Guerra da Informação. Já está acontecendo a guerra da informação. Tudo que se faz hoje no mundo é informação e quem chegar primeiro consegue beber água limpa como se diz na gíria popular. Tanto japoneses, quanto americanos, chineses, alemães, sempre primam pela informação. Essa é a guerra que pode conduzir a outras próximas guerras, se elas acontecerem, mas provavelmente vão deixar de acontecer. Um passo além da guerra fria, uma guerra gelada, guerra da informação. No Brasil a guerra que existe é a guerra da fome, guerra da falta de informação, de educação, o que falta no Brasil é um sentimento de solidariedade mais profundo. Em Venda Nova do Imigrante nós temos muitos exemplos de solidariedade, mas pelo que eu conheço de Brasil, o egoísmo ceifa muitas vidas, e vai continuar fazendo isso por muito tempo. A guerra do consumo induz as pessoas a consumirem o que não podem, provoca um espírito belicista muito forte, que induz a pessoa a praticar atos violentos até pela frustração de não conseguir o que almeja. Se eu verificar que em uma placa tem várias coisas escritas e eu não consigo ler, eu sou um cego. É o que acontece com o Brasil. Porém o Brasil tem uma série de vantagens em relação aos outros países do mundo, porque é um celeiro de matéria-prima praticamente inesgotável. Recordo que há algum tempo eu estava lendo uma revista alemã e ela dizia que a dívida externa brasileira seria paga três vezes só com o resultado do minério que existia em Carajás. Imagine o que tem no Brasil além de Carajás. Isso foi há 30 anos, hoje nem se fala mais em Carajás. O Brasil tem um potencial muito grande e se a gente dividisse o Brasil em cinco países, provavelmente teríamos cinco países maravilhosos. Hoje uns produzem muito e outros nem tanto. O que tem sobrando aqui passa para o lado de lá, do lado de lá não se resolve o problema porque não produziu, então gera uma série de problemas sociais que não se resolvem nunca. Se esse país que fosse separado tivesse a responsabilidade de fazer a sua própria sobrevivência, provavelmente nós teríamos cinco países maravilhosos. Sul, norte, nordeste, sudeste e centro-oeste são regiões com características diferentes, e com potenciais excepcionais para sobreviverem no cenário mundial, não só no cenário latino-americano. Nós temos um problema de magnitude territorial que é uma desvantagem, não uma vantagem.
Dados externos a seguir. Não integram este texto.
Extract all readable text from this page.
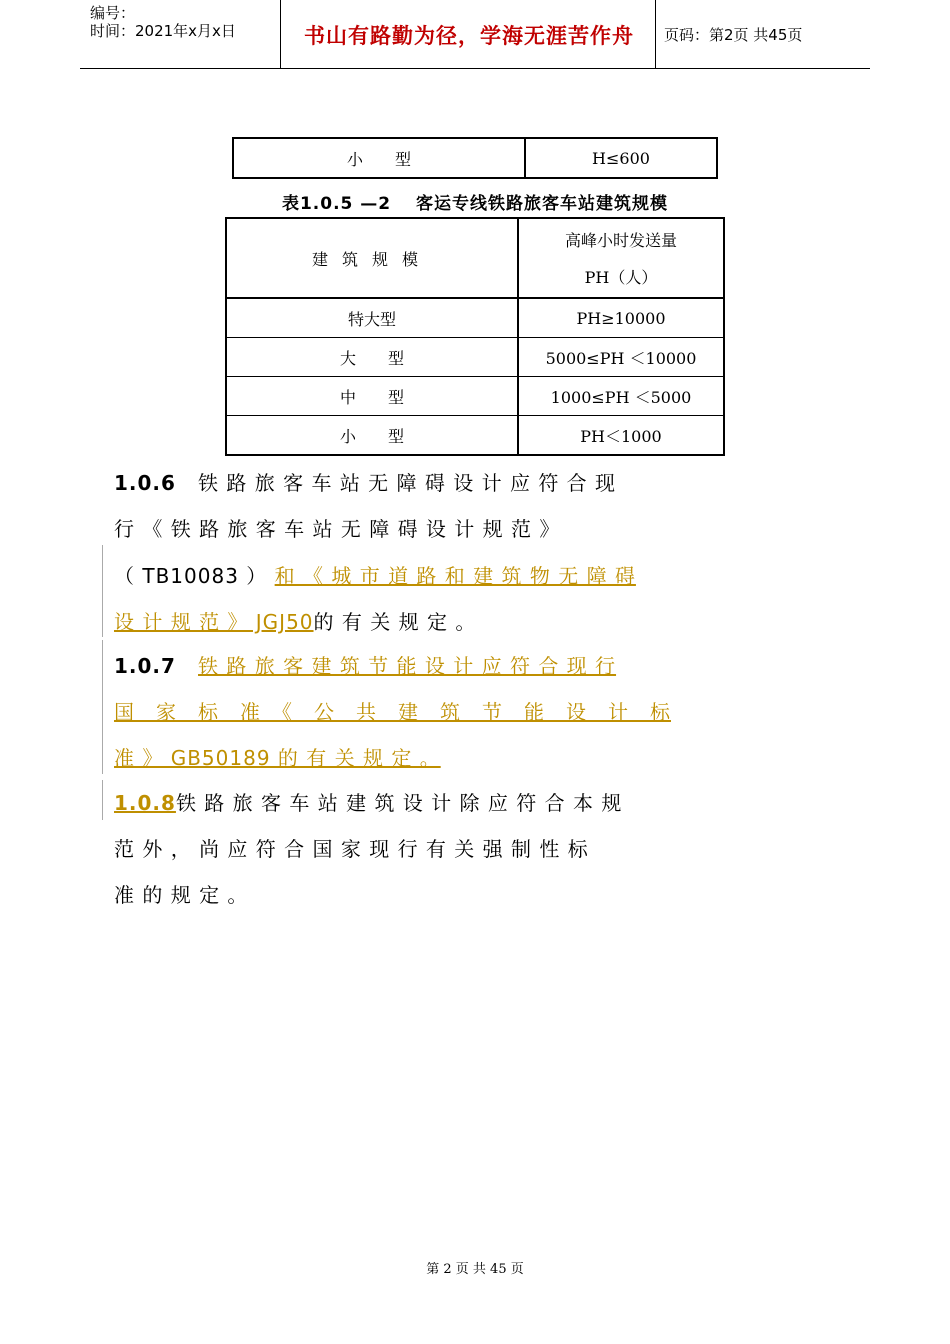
编号：
时间：2021年x月x日	书山有路勤为径，学海无涯苦作舟	页码：第2页 共45页
小　　型	H≤600
表1.0.5 —2　 客运专线铁路旅客车站建筑规模
建筑规模	高峰小时发送量
PH（人）

特大型	PH≥10000
大　　型	5000≤PH ＜10000
中　　型	1000≤PH ＜5000
小　　型	PH＜1000
1.0.6 铁 路 旅 客 车 站 无 障 碍 设 计 应 符 合 现
行 《 铁 路 旅 客 车 站 无 障 碍 设 计 规 范 》
（ TB10083 ） 和 《 城 市 道 路 和 建 筑 物 无 障 碍
设 计 规 范 》 JGJ50的 有 关 规 定 。
1.0.7 铁 路 旅 客 建 筑 节 能 设 计 应 符 合 现 行
国　家　标　准　《　公　共　建　筑　节　能　设　计　标
准 》 GB50189 的 有 关 规 定 。
1.0.8铁 路 旅 客 车 站 建 筑 设 计 除 应 符 合 本 规
范 外 ， 尚 应 符 合 国 家 现 行 有 关 强 制 性 标
准 的 规 定 。
第 2 页 共 45 页
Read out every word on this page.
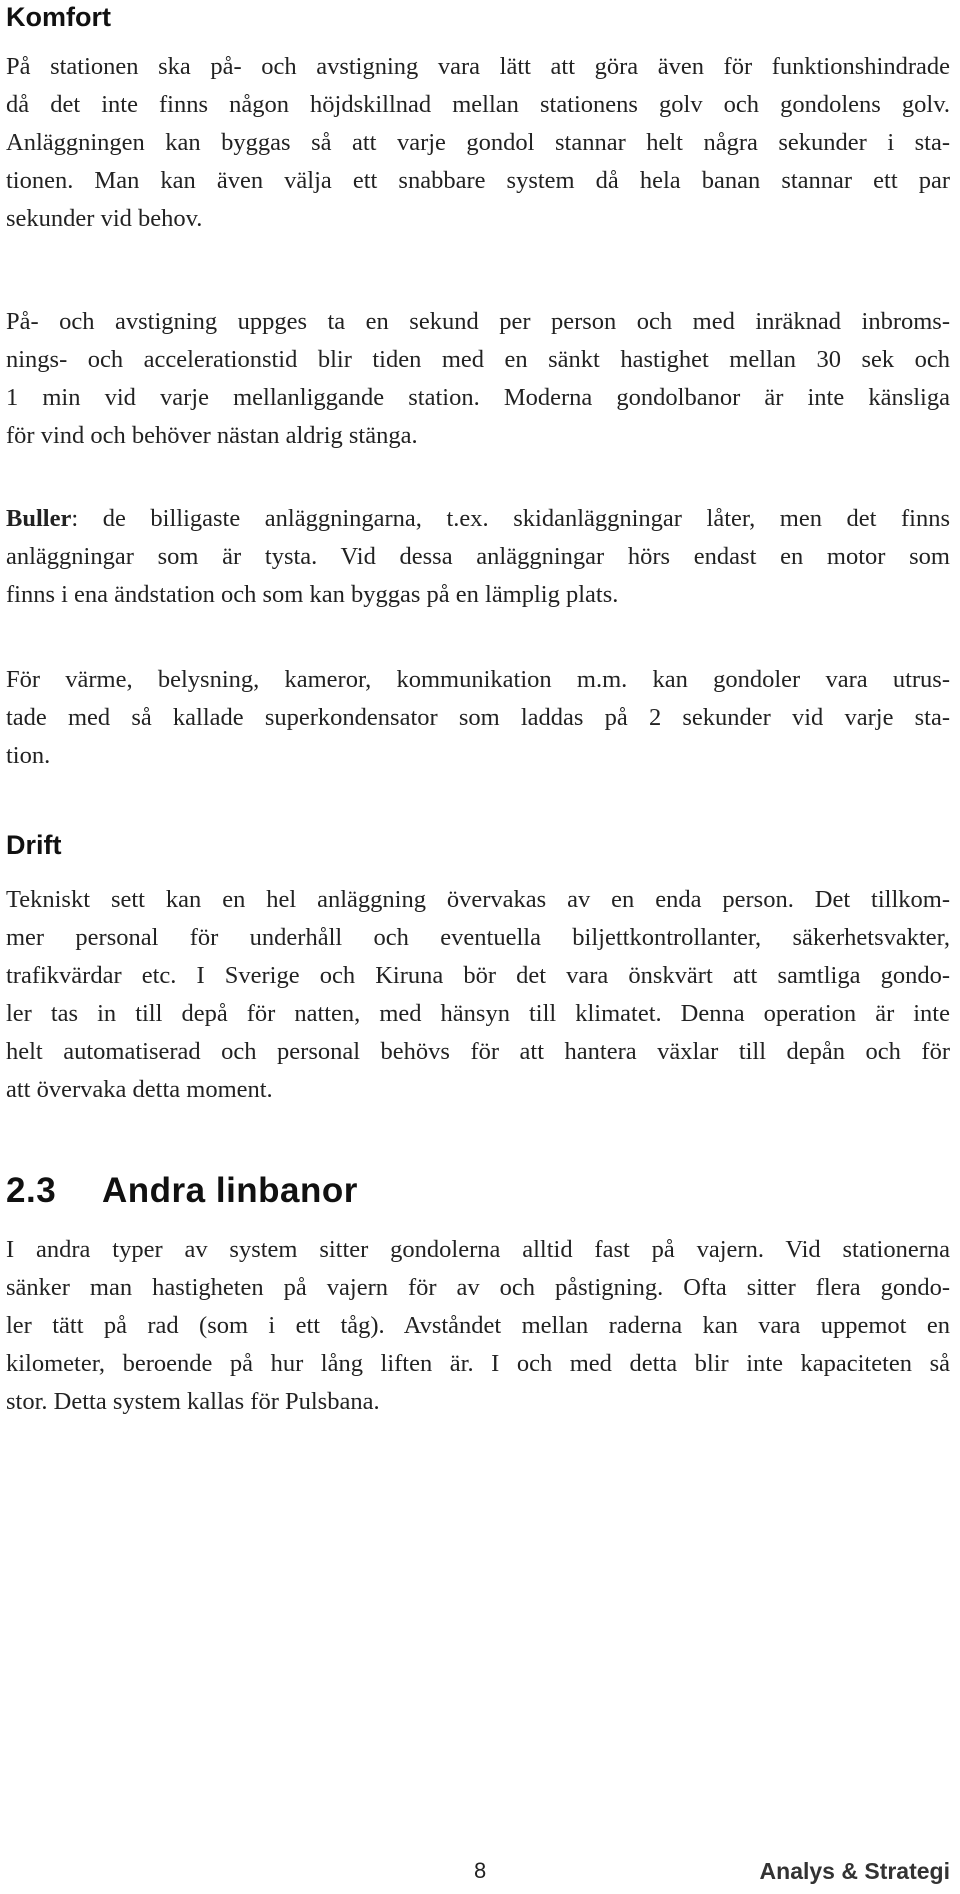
Komfort

På stationen ska på- och avstigning vara lätt att göra även för funktionshindrade
då det inte finns någon höjdskillnad mellan stationens golv och gondolens golv.
Anläggningen kan byggas så att varje gondol stannar helt några sekunder i sta-
tionen. Man kan även välja ett snabbare system då hela banan stannar ett par
sekunder vid behov.

På- och avstigning uppges ta en sekund per person och med inräknad inbroms-
nings- och accelerationstid blir tiden med en sänkt hastighet mellan 30 sek och
1 min vid varje mellanliggande station. Moderna gondolbanor är inte känsliga
för vind och behöver nästan aldrig stänga.

Buller: de billigaste anläggningarna, t.ex. skidanläggningar låter, men det finns
anläggningar som är tysta. Vid dessa anläggningar hörs endast en motor som
finns i ena ändstation och som kan byggas på en lämplig plats.

För värme, belysning, kameror, kommunikation m.m. kan gondoler vara utrus-
tade med så kallade superkondensator som laddas på 2 sekunder vid varje sta-
tion.

Drift

Tekniskt sett kan en hel anläggning övervakas av en enda person. Det tillkom-
mer personal för underhåll och eventuella biljettkontrollanter, säkerhetsvakter,
trafikvärdar etc. I Sverige och Kiruna bör det vara önskvärt att samtliga gondo-
ler tas in till depå för natten, med hänsyn till klimatet. Denna operation är inte
helt automatiserad och personal behövs för att hantera växlar till depån och för
att övervaka detta moment.

2.3 Andra linbanor

I andra typer av system sitter gondolerna alltid fast på vajern. Vid stationerna
sänker man hastigheten på vajern för av och påstigning. Ofta sitter flera gondo-
ler tätt på rad (som i ett tåg). Avståndet mellan raderna kan vara uppemot en
kilometer, beroende på hur lång liften är. I och med detta blir inte kapaciteten så
stor. Detta system kallas för Pulsbana.

8	Analys & Strategi
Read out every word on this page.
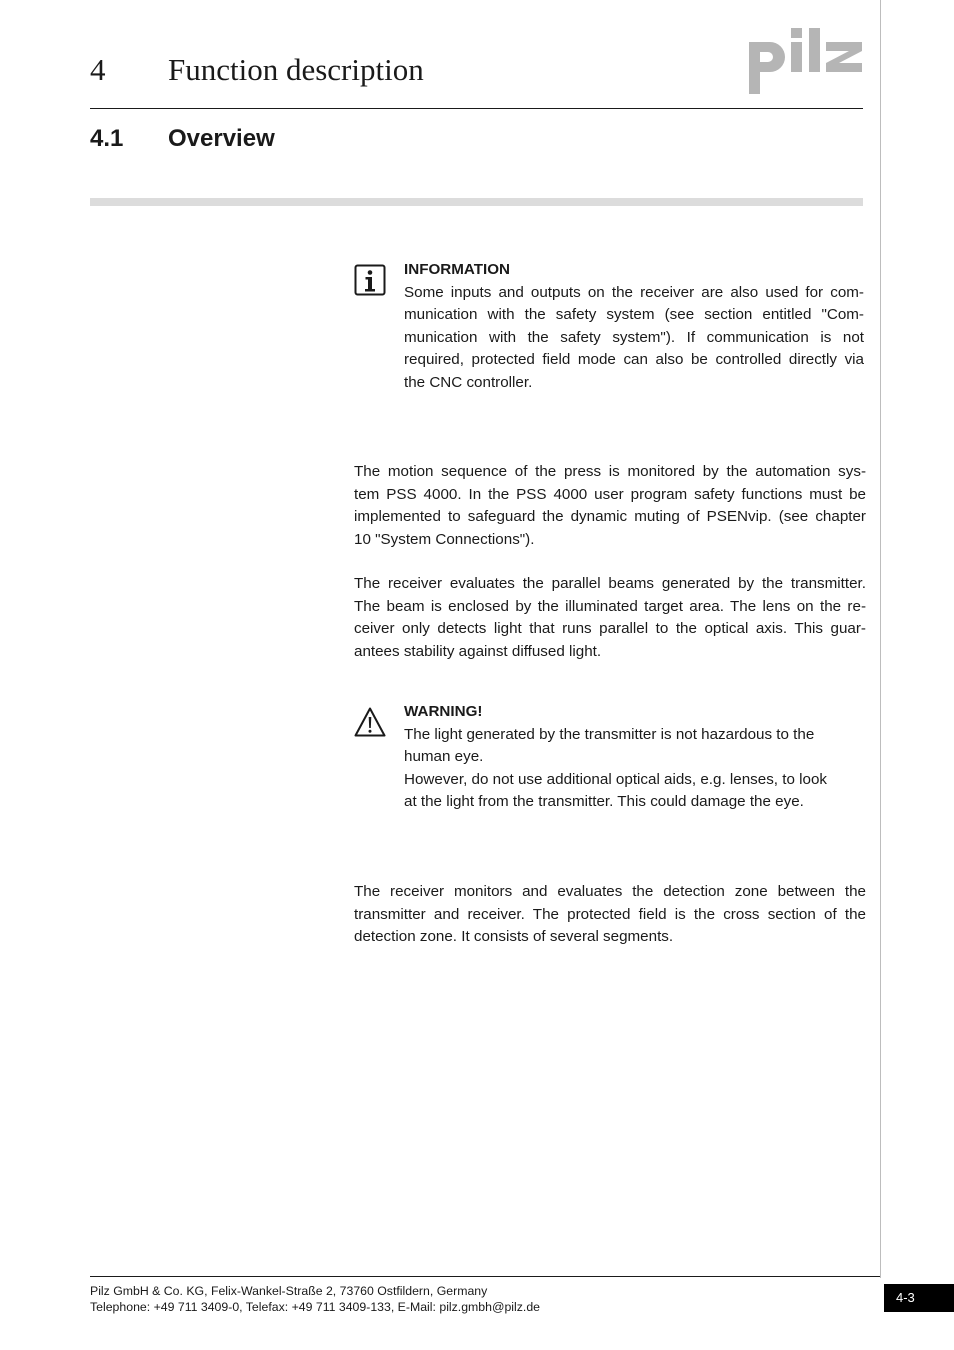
4 Function description
4.1 Overview
INFORMATION
Some inputs and outputs on the receiver are also used for com-
munication with the safety system (see section entitled "Com-
munication with the safety system"). If communication is not
required, protected field mode can also be controlled directly via
the CNC controller.
The motion sequence of the press is monitored by the automation sys-
tem PSS 4000. In the PSS 4000 user program safety functions must be
implemented to safeguard the dynamic muting of PSENvip. (see chapter
10 "System Connections").
The receiver evaluates the parallel beams generated by the transmitter.
The beam is enclosed by the illuminated target area. The lens on the re-
ceiver only detects light that runs parallel to the optical axis. This guar-
antees stability against diffused light.
WARNING!
The light generated by the transmitter is not hazardous to the
human eye.
However, do not use additional optical aids, e.g. lenses, to look
at the light from the transmitter. This could damage the eye.
The receiver monitors and evaluates the detection zone between the
transmitter and receiver. The protected field is the cross section of the
detection zone. It consists of several segments.
Pilz GmbH & Co. KG, Felix-Wankel-Straße 2, 73760 Ostfildern, Germany
Telephone: +49 711 3409-0, Telefax: +49 711 3409-133, E-Mail: pilz.gmbh@pilz.de
4-3
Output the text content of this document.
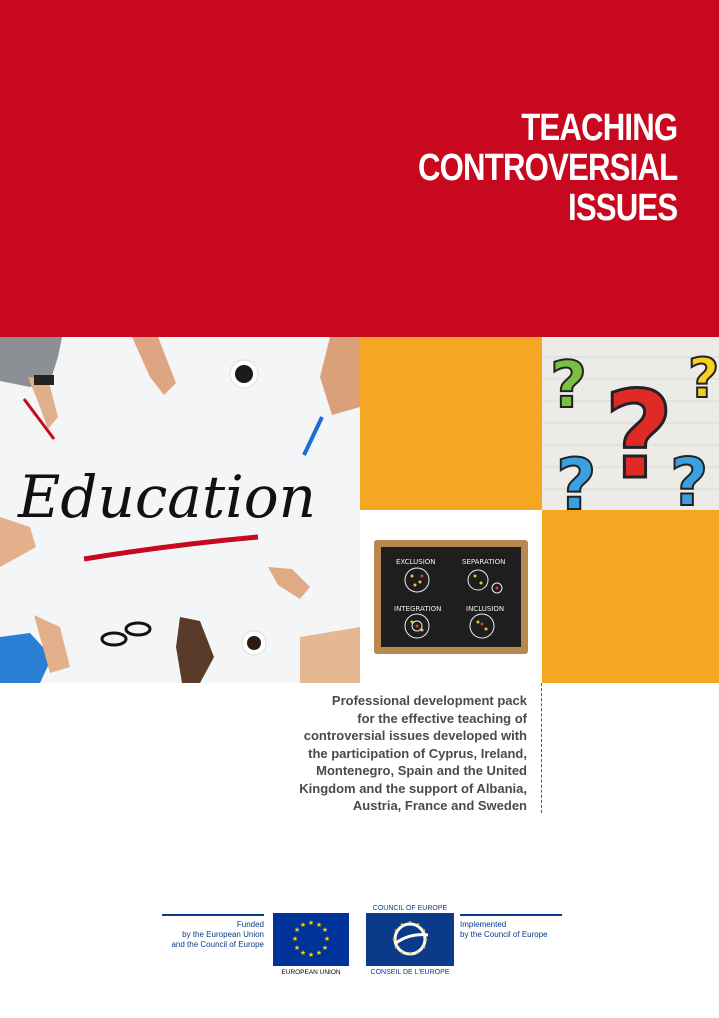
TEACHING
CONTROVERSIAL
ISSUES
Education
? ? ?
? ?
EXCLUSION	SEPARATION
INTEGRATION	INCLUSION
Professional development pack
for the effective teaching of
controversial issues developed with
the participation of Cyprus, Ireland,
Montenegro, Spain and the United
Kingdom and the support of Albania,
Austria, France and Sweden
Funded
by the European Union
and the Council of Europe
★ ★
★
★
★
★
★
★
★
★
★
★
EUROPEAN UNION
COUNCIL OF EUROPE
★ ★
★
★
★
★
★
★
★
★
★
★
CONSEIL DE L'EUROPE
Implemented
by the Council of Europe
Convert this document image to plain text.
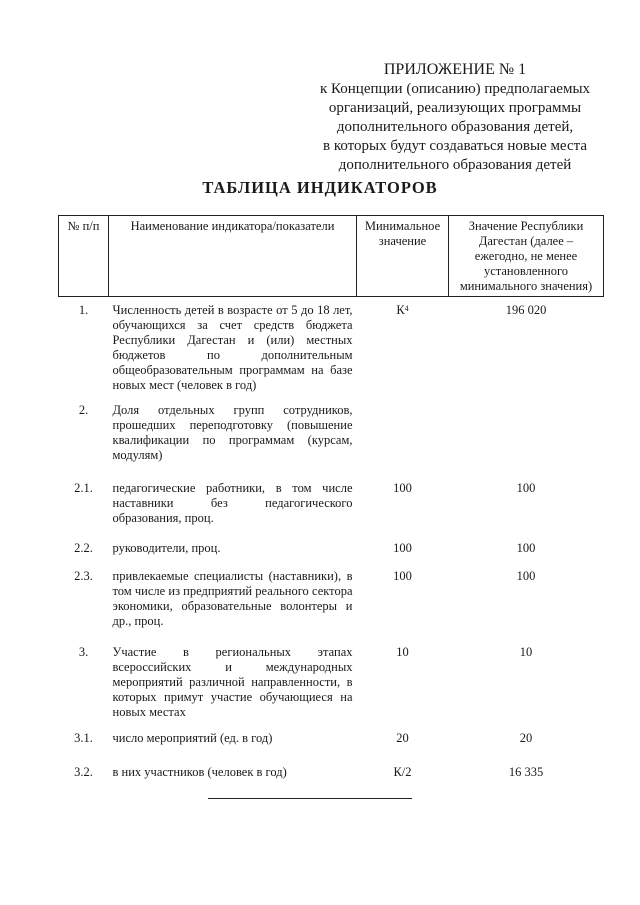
ПРИЛОЖЕНИЕ № 1
к Концепции (описанию) предполагаемых
организаций, реализующих программы
дополнительного образования детей,
в которых будут создаваться новые места
дополнительного образования детей
ТАБЛИЦА ИНДИКАТОРОВ
№ п/п	Наименование индикатора/показатели	Минимальное значение	Значение Республики Дагестан (далее – ежегодно, не менее установленного минимального значения)
1.	Численность детей в возрасте от 5 до 18 лет, обучающихся за счет средств бюджета Республики Дагестан и (или) местных бюджетов по дополнительным общеобразовательным программам на базе новых мест (человек в год)	$К^4$	196 020
2.	Доля отдельных групп сотрудников, прошедших переподготовку (повышение квалификации по программам (курсам, модулям)		
2.1.	педагогические работники, в том числе наставники без педагогического образования, проц.	100	100
2.2.	руководители, проц.	100	100
2.3.	привлекаемые специалисты (наставники), в том числе из предприятий реального сектора экономики, образовательные волонтеры и др., проц.	100	100
3.	Участие в региональных этапах всероссийских и международных мероприятий различной направленности, в которых примут участие обучающиеся на новых местах	10	10
3.1.	число мероприятий (ед. в год)	20	20
3.2.	в них участников (человек в год)	К/2	16 335
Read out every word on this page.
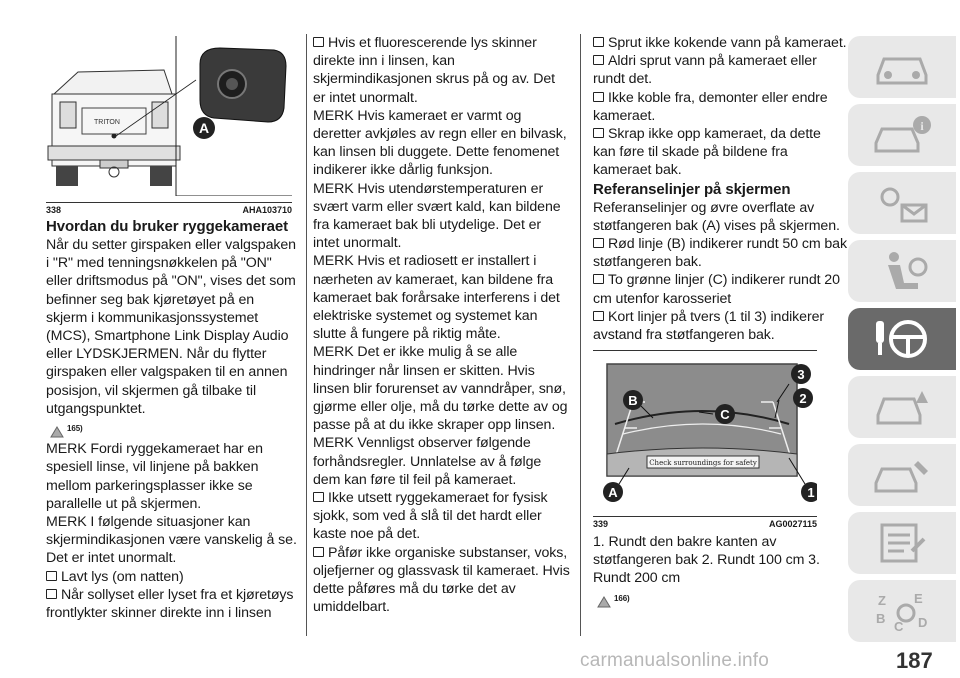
TRITON	A
338	AHA103710

Hvordan du bruker ryggekameraet

Når du setter girspaken eller valgspaken i "R" med tenningsnøkkelen på "ON" eller driftsmodus på "ON", vises det som befinner seg bak kjøretøyet på en skjerm i kommunikasjonssystemet (MCS), Smartphone Link Display Audio eller LYDSKJERMEN. Når du flytter girspaken eller valgspaken til en annen posisjon, vil skjermen gå tilbake til utgangspunktet.

165)

MERK Fordi ryggekameraet har en spesiell linse, vil linjene på bakken mellom parkeringsplasser ikke se parallelle ut på skjermen.

MERK I følgende situasjoner kan skjermindikasjonen være vanskelig å se. Det er intet unormalt.

Lavt lys (om natten)

Når sollyset eller lyset fra et kjøretøys frontlykter skinner direkte inn i linsen

Hvis et fluorescerende lys skinner direkte inn i linsen, kan skjermindikasjonen skrus på og av. Det er intet unormalt.

MERK Hvis kameraet er varmt og deretter avkjøles av regn eller en bilvask, kan linsen bli duggete. Dette fenomenet indikerer ikke dårlig funksjon.

MERK Hvis utendørstemperaturen er svært varm eller svært kald, kan bildene fra kameraet bak bli utydelige. Det er intet unormalt.

MERK Hvis et radiosett er installert i nærheten av kameraet, kan bildene fra kameraet bak forårsake interferens i det elektriske systemet og systemet kan slutte å fungere på riktig måte.

MERK Det er ikke mulig å se alle hindringer når linsen er skitten. Hvis linsen blir forurenset av vanndråper, snø, gjørme eller olje, må du tørke dette av og passe på at du ikke skraper opp linsen.

MERK Vennligst observer følgende forhåndsregler. Unnlatelse av å følge dem kan føre til feil på kameraet.

Ikke utsett ryggekameraet for fysisk sjokk, som ved å slå til det hardt eller kaste noe på det.

Påfør ikke organiske substanser, voks, oljefjerner og glassvask til kameraet. Hvis dette påføres må du tørke det av umiddelbart.

Sprut ikke kokende vann på kameraet.

Aldri sprut vann på kameraet eller rundt det.

Ikke koble fra, demonter eller endre kameraet.

Skrap ikke opp kameraet, da dette kan føre til skade på bildene fra kameraet bak.

Referanselinjer på skjermen

Referanselinjer og øvre overflate av støtfangeren bak (A) vises på skjermen.

Rød linje (B) indikerer rundt 50 cm bak støtfangeren bak.

To grønne linjer (C) indikerer rundt 20 cm utenfor karosseriet

Kort linjer på tvers (1 til 3) indikerer avstand fra støtfangeren bak.

Check surroundings for safety
B
C
3
2
1
A
339	AG0027115

1. Rundt den bakre kanten av støtfangeren bak 2. Rundt 100 cm 3. Rundt 200 cm

166)
i
Z E
B
C D
187
carmanualsonline.info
Chave reversora. Amar ao próximo como a si mesmo eu acho que é a chave de tudo. Mas para fazer isso, nós teríamos que proporcionar a oportunidade para as pessoas saberem o que pode ser feito em termos de educação, não só a educação formal de faculdade, mas até a própria cultura do povo, a formação, a indução das pessoas ao consumo. A gente teria que chegar em um ponto de informação tal, que a própria pessoa que estaria sujeita a informação em relação ao consumo. Para que ela tivesse discernimento necessário para definir o que ela pode e o que ela não pode comprar, o que pouca gente consegue discernir. Ela recebe informação e não tem potencial para analisar se pode ou se não pode, ela simplesmente quer tudo e às vezes nem necessário é. Religião é importante, escola é importante, solidariedade é fundamental. Cito neste contexto a Pastoral da Criança que me parece um exemplo fantástico da Drª Zilda Arns. Ela consegue, com o trabalho que iniciou, controlar 323 mil pessoas voluntárias que cuidam de 1.715.000 pessoas à um custo de R$ 1,67 mês/criança. Isso que é realmente inclusão social. Não existe no mundo inteiro, pelo menos ao meu modo de ver, nada semelhante a isto. É significativo demais. Os órgãos de divulgação dão pouco enfoque a esse tipo de informação. Fala-se muito em programas de televisão em crimes, drogas, assaltos, mas os exemplos bons não são citados. Talvez se falasse mais dos exemplos bons do que dos ruins, muitas pessoas que hoje estão ruins, copiariam os exemplos bons. Se reportando ao inicio do mundo, por exemplo, quando Caim matou Abel, deu muito mais ibope do que os irmãos deles que eram bonzinhos. Eles quase não são citados na Bíblia.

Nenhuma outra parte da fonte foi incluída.